Este ano, o ator brilhou no filme Como dois irmãos, de Lúcia Murat, no qual viveu
um guerrilheiro que não perde a ternura. “Só tenho elogios para Caco. Fizemos muitos workshops e ele contribuiu muito para o personagem. É um ator extremamente delicado”, suspira a diretora. “O cinema tem um lado muito técnico que custei a aprender. A ficha só caiu depois de dirigir meu primeiro curta, Carne”, lembra o ator. O filme, no momento, está tendo seu som remasterizado para ser distribuído em festivais. Caco continuou a pular a cerca no teatro, onde atuou no
ano passado na peça O senhor das flores, dirigido por Marco Rica, e dirigiu uma montagem em Lisboa, protagonizada por Jonas Bloch. A peça chega ao Rio de Janeiro neste segundo semestre. Para quem começou a atuar aos dez anos, na Hebraica de São Paulo, a trajetória ajudou a distinguir: “Minha preferência é pelo
bom personagem, independentemente do veículo.” De todos, o mais marcante foi
o monólogo Echos, aos 17 anos, sob a direção de Moisés Miastkwosky, quando ainda fazia teatro amador e estudava engenharia, curso que não chegou a concluir. “Foi um momento mágico, indescritível. Nunca mais senti um domínio completo sobre o personagem como aquele.”
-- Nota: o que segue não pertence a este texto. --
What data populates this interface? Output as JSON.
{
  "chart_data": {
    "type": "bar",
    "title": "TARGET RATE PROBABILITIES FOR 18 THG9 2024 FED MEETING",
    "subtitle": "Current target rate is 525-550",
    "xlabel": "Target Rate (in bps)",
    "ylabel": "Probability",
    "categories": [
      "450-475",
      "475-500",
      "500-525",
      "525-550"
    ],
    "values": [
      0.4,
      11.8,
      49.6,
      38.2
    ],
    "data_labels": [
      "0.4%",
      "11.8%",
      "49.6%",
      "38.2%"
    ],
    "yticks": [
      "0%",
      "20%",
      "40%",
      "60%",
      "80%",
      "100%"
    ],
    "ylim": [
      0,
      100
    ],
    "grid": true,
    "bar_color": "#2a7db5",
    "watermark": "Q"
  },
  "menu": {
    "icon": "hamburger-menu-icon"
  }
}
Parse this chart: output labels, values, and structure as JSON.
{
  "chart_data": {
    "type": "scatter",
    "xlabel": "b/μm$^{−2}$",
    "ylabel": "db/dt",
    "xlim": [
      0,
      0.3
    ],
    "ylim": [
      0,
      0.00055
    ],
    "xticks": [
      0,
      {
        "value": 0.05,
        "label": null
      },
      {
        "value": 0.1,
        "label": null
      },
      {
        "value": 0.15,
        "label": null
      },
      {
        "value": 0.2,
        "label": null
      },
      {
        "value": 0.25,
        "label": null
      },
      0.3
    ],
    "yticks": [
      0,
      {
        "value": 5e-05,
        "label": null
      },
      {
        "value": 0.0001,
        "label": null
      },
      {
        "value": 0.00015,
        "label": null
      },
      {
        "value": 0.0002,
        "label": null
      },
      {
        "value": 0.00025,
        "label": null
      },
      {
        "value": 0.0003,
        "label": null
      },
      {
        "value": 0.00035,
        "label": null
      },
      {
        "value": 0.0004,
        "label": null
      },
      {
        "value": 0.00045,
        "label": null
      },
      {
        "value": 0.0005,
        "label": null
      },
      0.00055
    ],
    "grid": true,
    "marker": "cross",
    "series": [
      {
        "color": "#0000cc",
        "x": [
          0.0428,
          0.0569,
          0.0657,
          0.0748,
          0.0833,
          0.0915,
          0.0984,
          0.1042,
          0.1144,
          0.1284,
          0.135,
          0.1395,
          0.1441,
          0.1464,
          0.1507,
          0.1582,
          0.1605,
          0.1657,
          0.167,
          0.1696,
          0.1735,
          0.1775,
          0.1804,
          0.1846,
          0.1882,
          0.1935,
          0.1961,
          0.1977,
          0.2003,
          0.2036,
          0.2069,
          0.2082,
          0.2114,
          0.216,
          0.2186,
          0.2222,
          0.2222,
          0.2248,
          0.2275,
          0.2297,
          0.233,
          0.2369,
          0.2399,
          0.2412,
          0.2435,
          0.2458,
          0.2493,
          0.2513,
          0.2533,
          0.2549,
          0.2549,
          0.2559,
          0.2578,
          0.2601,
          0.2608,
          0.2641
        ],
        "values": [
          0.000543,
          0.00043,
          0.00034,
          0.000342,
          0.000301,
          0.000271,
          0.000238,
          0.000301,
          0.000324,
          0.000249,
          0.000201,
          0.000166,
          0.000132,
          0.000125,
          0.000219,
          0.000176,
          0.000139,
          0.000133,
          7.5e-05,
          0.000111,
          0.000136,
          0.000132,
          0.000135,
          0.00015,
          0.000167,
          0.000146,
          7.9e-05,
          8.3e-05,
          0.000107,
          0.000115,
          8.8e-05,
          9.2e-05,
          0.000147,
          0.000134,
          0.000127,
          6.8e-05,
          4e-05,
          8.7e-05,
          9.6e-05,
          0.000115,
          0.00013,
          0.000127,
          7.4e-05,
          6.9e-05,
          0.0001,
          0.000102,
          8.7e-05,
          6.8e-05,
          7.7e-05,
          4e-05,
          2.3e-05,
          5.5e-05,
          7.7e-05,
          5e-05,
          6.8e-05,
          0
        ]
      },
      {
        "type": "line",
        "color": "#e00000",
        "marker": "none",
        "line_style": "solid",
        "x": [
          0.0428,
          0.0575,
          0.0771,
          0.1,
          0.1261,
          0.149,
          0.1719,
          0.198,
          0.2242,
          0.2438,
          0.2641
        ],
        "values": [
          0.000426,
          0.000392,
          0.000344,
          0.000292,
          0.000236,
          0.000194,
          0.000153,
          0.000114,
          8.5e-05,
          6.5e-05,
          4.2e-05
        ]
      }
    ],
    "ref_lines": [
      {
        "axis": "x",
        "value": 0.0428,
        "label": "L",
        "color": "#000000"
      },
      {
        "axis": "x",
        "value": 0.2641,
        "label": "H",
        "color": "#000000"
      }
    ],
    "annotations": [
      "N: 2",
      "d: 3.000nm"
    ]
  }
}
Outra fase importante foi sua estréia na televisão, em 1995, quando interpretou Jeremias em O rei do gado. Em outubro, volta aos palcos com a bem-sucedida
Os sete afluentes do rio Ota, no Sesc Pinheiros. Não importa o que faça, qualquer trabalho do ator é marcado pela seriedade e dedicação. Talvez sua postura
explique o seu maior sonho: “Às vezes me dá vontade de fugir dessas estruturas rígidas e enfiar o pé na jaca.” Traduzindo: Caco gostaria de voltar ao espírito
libertário do teatro amador e correr o risco da experiência. “No dia em que não
me permitir o erro, será um mau sinal”, avisa.